L’Etat islamique s’est entièrement emparé de Palmyre ce jeudi. Hadrien Desuin dénonce l’inaction de la coalition qui préfère sacrifier la cité antique plutôt que d’apporter son concours à Bachar al-Assad.
Le 13 mai, l’offensive de l’Etat islamique débutait à Palmyre, carrefour névralgique du désert syrien et vestige antique d’une civilisation bel et bien disparue. Deux grosses larmes de crocodile ont coulé sur les joues de Laurent Fabius et François Hollande. Une semaine plus tard, une contre-offensive djihadiste fait reculer l’armée syrienne fidèle à Bachar el-Assad. Laquelle doit céder à nouveau le nord de la ville après l’avoir repris quelques heures. Les combats continuent, pourtant la coalition anti-Daesh emmenée par les Occidentaux détourne pudiquement le regard.

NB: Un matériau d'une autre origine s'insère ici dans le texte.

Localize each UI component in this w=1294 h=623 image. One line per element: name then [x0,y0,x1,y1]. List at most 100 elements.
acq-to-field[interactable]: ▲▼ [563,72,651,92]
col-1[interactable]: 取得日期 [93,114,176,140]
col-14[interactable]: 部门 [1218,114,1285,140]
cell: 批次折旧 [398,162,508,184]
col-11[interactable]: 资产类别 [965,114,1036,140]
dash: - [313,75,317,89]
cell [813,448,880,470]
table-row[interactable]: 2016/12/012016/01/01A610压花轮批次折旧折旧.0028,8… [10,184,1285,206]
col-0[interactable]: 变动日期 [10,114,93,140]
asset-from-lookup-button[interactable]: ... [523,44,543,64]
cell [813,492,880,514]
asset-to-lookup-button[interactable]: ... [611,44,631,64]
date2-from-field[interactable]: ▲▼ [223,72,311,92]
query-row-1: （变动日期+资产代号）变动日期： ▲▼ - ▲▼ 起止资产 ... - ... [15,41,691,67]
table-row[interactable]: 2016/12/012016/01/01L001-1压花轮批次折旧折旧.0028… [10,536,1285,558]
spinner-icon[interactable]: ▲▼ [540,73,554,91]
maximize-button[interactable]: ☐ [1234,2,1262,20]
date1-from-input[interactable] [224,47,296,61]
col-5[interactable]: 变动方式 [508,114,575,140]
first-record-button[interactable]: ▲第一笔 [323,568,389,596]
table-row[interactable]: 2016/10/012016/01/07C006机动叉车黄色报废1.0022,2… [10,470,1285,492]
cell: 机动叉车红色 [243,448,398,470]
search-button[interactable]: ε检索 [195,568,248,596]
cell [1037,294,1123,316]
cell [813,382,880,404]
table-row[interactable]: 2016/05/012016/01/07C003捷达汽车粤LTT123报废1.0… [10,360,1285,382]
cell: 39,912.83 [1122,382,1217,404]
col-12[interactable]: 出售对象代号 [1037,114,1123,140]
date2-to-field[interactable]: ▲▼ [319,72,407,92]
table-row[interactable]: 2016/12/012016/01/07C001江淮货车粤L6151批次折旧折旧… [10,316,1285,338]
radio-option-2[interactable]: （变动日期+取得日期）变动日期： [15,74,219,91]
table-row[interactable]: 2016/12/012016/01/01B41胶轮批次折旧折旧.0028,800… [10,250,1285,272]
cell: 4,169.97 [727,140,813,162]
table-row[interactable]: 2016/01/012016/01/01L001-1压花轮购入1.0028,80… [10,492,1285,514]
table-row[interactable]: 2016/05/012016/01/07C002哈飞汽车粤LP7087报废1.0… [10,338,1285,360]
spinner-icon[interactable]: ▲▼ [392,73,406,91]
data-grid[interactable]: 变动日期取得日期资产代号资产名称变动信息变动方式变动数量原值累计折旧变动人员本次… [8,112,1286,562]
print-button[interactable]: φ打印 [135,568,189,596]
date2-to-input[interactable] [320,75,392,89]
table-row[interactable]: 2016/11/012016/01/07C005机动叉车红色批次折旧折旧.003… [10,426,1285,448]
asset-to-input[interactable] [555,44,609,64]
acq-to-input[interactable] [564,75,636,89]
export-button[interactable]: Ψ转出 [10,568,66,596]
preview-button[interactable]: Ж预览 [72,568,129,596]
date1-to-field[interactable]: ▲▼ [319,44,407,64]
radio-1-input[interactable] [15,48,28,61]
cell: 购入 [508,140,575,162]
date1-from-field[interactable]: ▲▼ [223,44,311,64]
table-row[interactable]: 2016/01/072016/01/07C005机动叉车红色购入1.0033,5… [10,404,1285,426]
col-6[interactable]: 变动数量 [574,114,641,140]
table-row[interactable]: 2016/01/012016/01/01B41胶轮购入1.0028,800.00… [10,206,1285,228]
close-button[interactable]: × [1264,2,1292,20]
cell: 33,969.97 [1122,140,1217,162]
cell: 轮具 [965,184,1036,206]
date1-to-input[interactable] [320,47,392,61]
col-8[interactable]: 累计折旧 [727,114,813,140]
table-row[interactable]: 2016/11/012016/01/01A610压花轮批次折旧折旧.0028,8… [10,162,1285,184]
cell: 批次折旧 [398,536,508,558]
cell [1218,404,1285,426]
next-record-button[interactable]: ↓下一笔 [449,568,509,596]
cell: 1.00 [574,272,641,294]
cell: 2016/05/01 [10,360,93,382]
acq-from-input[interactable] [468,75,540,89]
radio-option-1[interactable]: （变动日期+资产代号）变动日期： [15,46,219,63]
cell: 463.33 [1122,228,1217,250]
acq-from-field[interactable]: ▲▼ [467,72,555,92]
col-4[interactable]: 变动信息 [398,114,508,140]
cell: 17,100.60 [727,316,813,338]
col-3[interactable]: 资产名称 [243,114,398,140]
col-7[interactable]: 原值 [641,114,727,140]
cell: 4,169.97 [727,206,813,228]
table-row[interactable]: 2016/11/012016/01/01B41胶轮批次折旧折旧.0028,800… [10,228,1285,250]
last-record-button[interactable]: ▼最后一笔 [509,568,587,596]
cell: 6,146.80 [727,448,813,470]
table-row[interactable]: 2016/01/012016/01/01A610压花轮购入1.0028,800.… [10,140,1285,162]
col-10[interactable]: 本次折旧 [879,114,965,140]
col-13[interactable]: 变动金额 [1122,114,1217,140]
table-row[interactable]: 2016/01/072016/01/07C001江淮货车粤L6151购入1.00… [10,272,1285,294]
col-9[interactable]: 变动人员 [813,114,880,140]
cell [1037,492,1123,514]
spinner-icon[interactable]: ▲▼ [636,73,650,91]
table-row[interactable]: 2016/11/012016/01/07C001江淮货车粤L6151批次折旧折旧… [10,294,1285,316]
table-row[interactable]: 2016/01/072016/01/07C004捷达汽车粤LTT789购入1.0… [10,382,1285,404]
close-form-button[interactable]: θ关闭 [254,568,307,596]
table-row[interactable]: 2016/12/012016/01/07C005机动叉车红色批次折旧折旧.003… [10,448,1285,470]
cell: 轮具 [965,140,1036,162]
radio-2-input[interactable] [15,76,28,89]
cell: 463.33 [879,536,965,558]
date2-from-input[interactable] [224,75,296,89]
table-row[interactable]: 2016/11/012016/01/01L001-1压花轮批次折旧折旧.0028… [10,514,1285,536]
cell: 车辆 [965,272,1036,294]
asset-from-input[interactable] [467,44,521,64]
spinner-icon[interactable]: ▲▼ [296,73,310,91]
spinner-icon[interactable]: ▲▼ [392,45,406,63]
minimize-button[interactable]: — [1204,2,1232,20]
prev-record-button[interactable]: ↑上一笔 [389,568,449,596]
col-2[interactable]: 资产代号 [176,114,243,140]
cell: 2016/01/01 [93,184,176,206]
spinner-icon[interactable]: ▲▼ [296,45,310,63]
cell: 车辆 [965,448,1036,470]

Elle continue de bombarder avec succès les positions djihadistes face aux Kurdes, hier à Kobané et aujourd’hui à Hassaké, mais Palmyre l’indiffère. Quelques raids aériens bien guidés auraient pu stopper net les colonnes du Djihad. Mais parce que ce sont des alaouites qui résistent à la barbarie, rien ne sera fait.
L’indignation de la communauté internationale est unanime, la directrice générale de l’Unesco Irina Bokova s’active pour sauver Palmyre. Jack Lang, président de l’Institut du monde arabe, a pris les accents des soldats de l’an II sur Europe 1: « Il faut massacrer ces massacreurs et sauver Palmyre ! » Décidément ses camarades font peu de cas de nos racines gréco-latines. La culture n’a pas d’importance quand les « méchants » la défendent. Comme si l’Occident ne parvenait pas à sortir de son manichéisme pour prendre la moins mauvaise des solutions.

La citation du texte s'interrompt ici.